Studio 54 (Director's Cut)
Zwei Dramen über das Studio 54 auf einer Liste? Viel muss eigentlich nicht mehr über den berühmtesten New Yorker Nachtklub gesagt werden, weil es der Ort ist, über den am meisten veröffentlicht wurde. Schau dir einfach den Director's Cut von Studio 54 von Mark Christopher an und du wirst verstehen, warum der Club immer noch eine magische Anziehungskraft auf die Menschen ausübt. Der Spielfilm zeigt die glamouröseste, hedonistischste und toxische Version des Clubbings. Im Zentrum steht der engelsgleiche Hilfskellner Shane, gespielt von Ryan Philippe, der oft sein Hemd auszieht und sich in jede Person unter der Discokugel verliebt. Die Kinoversion aus den 90ern zeigte eine gezügeltere, aka weniger schwule, Version.
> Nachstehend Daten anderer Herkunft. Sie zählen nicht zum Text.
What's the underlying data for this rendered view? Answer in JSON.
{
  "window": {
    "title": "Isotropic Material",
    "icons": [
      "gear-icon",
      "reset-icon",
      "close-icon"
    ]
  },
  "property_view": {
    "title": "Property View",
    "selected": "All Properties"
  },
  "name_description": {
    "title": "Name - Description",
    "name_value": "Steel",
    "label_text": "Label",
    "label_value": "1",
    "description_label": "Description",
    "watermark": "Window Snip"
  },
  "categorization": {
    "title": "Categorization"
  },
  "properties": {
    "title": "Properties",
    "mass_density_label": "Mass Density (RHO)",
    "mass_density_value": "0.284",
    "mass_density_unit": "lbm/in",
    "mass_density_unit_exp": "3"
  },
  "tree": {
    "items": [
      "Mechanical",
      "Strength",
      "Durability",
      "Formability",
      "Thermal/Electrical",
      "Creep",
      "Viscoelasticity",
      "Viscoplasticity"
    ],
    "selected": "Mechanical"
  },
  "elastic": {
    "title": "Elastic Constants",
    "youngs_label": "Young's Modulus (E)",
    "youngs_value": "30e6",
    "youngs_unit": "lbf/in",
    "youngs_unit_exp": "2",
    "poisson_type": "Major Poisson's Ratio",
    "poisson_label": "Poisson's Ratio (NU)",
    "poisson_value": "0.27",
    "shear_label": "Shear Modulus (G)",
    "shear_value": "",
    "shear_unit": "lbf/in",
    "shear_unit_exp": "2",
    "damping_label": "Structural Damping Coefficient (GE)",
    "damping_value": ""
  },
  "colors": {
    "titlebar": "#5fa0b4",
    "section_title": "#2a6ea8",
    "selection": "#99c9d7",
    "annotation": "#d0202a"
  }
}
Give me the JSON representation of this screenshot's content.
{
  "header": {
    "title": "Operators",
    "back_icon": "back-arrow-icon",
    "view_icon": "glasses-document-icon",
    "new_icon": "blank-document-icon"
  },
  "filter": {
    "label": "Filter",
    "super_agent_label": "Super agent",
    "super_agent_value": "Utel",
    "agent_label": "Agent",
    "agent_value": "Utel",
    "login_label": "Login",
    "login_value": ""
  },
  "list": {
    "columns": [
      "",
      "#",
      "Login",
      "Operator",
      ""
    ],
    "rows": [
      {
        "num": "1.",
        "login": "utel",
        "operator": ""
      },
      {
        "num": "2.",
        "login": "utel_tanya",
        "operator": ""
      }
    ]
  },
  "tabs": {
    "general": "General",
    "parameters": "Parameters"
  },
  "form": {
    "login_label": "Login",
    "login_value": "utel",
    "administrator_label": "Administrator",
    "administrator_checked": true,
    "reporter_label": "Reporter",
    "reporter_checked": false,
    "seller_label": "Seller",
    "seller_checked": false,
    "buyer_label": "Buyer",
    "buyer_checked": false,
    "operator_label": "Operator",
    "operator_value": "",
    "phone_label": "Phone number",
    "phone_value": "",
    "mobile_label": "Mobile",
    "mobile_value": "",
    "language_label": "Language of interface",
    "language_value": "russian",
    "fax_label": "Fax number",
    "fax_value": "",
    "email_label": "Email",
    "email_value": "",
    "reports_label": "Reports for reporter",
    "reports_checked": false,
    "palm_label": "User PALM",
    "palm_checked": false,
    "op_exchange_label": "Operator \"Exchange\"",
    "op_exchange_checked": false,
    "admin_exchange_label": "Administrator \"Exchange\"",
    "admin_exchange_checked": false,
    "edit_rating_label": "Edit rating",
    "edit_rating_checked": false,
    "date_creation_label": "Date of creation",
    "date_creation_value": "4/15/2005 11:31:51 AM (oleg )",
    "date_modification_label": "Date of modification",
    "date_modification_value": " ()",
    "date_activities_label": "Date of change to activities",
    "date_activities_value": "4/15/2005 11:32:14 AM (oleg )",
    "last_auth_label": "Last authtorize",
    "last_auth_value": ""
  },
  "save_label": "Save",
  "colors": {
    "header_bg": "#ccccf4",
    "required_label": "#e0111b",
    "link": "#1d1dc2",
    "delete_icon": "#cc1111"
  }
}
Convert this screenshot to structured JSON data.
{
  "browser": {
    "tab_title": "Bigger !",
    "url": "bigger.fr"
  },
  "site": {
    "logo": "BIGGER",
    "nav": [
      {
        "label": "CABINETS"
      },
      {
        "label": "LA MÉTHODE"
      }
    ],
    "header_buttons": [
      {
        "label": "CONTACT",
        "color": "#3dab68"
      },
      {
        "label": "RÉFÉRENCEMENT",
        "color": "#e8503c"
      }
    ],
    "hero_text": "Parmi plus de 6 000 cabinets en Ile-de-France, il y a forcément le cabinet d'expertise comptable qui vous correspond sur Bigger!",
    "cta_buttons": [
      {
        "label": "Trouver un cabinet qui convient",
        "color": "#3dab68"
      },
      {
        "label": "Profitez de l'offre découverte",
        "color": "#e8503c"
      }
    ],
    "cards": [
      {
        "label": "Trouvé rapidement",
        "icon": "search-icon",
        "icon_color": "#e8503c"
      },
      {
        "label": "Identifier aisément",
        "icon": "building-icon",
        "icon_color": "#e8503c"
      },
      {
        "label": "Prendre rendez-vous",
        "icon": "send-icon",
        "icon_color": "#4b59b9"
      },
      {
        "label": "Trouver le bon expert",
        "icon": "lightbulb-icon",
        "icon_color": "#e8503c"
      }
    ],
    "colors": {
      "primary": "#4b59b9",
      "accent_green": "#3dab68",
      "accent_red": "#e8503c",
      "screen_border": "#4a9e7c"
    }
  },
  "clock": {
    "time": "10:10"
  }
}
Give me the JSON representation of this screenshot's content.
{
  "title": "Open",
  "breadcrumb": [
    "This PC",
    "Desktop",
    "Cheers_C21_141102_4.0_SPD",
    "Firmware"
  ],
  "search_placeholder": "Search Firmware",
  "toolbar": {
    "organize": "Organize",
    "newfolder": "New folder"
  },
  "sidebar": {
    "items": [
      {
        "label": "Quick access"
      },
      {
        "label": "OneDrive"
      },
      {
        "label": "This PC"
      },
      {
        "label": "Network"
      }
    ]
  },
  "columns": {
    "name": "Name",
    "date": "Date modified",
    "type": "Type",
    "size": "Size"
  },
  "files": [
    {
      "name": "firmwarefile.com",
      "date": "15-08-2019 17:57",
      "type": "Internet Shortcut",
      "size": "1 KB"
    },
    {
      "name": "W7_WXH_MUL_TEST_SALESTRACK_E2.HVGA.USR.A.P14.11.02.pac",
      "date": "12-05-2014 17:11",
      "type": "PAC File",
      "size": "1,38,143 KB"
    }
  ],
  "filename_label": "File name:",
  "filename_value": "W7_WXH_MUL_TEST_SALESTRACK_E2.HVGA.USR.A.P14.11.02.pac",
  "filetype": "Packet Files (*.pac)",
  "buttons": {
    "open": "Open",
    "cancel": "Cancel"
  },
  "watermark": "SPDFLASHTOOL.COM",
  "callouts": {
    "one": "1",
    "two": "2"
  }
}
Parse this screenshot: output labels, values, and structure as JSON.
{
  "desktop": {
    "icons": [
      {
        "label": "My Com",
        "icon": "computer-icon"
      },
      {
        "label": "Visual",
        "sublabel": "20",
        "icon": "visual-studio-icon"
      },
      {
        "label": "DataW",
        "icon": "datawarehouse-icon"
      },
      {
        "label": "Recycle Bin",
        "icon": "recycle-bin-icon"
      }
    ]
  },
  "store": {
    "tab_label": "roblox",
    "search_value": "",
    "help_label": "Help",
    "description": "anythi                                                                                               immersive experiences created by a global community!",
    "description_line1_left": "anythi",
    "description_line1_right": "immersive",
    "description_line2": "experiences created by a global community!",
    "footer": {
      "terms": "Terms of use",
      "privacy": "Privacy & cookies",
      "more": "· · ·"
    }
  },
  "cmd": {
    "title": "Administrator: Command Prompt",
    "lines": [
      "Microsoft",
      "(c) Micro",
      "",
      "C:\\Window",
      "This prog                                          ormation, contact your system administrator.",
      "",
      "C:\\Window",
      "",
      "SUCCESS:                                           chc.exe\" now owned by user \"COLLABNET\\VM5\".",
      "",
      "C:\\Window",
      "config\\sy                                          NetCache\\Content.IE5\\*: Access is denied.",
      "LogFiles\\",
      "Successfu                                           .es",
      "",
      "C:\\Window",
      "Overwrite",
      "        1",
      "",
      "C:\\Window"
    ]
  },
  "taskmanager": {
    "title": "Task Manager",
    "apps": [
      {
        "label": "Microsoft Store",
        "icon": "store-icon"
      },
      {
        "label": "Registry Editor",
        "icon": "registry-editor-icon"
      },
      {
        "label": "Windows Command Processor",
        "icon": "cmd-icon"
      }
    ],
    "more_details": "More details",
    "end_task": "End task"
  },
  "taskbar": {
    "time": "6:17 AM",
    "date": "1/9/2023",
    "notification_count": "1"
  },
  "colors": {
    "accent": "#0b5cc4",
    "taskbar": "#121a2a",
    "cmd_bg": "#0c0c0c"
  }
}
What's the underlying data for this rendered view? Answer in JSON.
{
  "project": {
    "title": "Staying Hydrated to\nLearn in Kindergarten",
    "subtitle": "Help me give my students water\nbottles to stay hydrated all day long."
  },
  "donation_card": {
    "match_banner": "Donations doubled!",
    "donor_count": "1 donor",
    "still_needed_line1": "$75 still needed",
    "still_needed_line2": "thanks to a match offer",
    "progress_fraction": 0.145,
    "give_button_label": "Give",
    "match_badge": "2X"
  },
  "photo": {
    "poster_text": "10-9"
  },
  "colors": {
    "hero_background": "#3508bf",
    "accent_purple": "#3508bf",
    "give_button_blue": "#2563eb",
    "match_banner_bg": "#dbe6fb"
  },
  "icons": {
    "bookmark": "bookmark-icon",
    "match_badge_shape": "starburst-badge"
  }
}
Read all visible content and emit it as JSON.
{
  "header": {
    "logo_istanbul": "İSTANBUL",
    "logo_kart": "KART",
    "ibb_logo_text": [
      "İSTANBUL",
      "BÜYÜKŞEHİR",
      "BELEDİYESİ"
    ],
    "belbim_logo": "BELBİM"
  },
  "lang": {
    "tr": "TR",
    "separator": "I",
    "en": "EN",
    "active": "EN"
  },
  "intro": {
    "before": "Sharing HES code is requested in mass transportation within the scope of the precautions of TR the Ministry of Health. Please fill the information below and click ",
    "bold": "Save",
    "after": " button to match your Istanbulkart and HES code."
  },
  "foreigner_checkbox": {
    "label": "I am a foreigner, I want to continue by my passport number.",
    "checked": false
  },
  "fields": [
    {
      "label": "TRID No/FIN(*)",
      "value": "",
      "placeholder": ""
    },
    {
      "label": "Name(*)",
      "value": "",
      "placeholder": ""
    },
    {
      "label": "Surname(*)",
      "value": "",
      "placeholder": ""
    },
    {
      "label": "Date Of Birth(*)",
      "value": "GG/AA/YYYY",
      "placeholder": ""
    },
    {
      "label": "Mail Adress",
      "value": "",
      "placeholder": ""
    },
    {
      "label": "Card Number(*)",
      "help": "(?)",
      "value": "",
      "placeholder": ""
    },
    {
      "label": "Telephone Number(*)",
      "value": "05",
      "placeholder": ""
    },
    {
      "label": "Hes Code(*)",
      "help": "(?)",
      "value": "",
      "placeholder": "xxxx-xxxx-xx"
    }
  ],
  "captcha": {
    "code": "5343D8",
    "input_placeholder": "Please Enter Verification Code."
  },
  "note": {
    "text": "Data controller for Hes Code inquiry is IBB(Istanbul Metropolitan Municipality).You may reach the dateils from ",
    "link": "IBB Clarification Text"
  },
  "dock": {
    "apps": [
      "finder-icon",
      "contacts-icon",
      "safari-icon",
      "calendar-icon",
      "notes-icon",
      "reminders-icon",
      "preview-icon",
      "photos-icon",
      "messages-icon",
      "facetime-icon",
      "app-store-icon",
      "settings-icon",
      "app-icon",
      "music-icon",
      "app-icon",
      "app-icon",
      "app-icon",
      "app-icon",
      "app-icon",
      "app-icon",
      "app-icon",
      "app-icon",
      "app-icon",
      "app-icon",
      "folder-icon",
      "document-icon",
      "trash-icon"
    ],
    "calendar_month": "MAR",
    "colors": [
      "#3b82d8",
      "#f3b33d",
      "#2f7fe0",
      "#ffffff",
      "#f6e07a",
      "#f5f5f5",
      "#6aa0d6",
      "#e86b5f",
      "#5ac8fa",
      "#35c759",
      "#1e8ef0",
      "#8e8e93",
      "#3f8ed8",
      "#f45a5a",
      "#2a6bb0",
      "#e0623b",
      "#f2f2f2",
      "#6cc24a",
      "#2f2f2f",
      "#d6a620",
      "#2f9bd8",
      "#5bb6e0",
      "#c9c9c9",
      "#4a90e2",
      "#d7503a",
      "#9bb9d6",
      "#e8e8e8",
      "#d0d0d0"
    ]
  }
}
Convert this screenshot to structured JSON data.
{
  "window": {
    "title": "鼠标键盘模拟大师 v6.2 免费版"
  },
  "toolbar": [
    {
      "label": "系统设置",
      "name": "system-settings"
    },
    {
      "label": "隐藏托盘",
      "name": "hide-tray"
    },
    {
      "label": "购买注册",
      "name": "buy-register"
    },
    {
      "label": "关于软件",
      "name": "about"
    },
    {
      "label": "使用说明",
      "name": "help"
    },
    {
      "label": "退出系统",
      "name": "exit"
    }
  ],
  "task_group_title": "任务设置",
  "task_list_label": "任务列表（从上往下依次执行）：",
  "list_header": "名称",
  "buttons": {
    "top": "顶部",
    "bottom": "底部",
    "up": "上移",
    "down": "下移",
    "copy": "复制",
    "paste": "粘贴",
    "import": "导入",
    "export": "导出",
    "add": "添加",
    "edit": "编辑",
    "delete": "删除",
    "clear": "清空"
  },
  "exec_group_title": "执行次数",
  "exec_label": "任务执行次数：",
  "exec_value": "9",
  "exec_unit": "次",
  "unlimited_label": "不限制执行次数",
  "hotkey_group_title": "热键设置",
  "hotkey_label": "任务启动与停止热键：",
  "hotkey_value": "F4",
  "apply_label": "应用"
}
Doch zum Glück gibt es seit letztem Jahr endlich die ursprüngliche als Director's Cut und wir erfahren endlich die ganze Geschichte über New Yorks legendärsten Club.

Feiern – Don't Forget to Go Home
Eine Liste mit Filmen übers Feiern wäre natürlich unvollständig ohne das B-Wort zu erwähnen: Berlin. Ein wundervoller Titel, bei dem schon der Schweißgeruch und der Schlafmangel mitschwingt. In dieser deutschen Dokumentation aus dem Jahr 2006 dreht sich alles um das Berliner Phänomen des 72-stündigen Durchfeierns am Wochenende. Wir werden mitgenommen auf eine Tour durchs Berghain, Watergate, der Bar 25 und dem Club der Visionäre. Erwarte aber keine Hochglanz-Visuals des Berliner Nachtlebens, in Feiern haben Clubber selbst die Kamera in die Hand genommen. Der Lo-Fi-Ansatz ist der große Vorteil des Films., also mach dich gefasst darauf, dass benebelte Clubber sexuell aufgeladene Szene aus dem Berghain beschreiben. Denn erst dann weißt du, was leben heißt.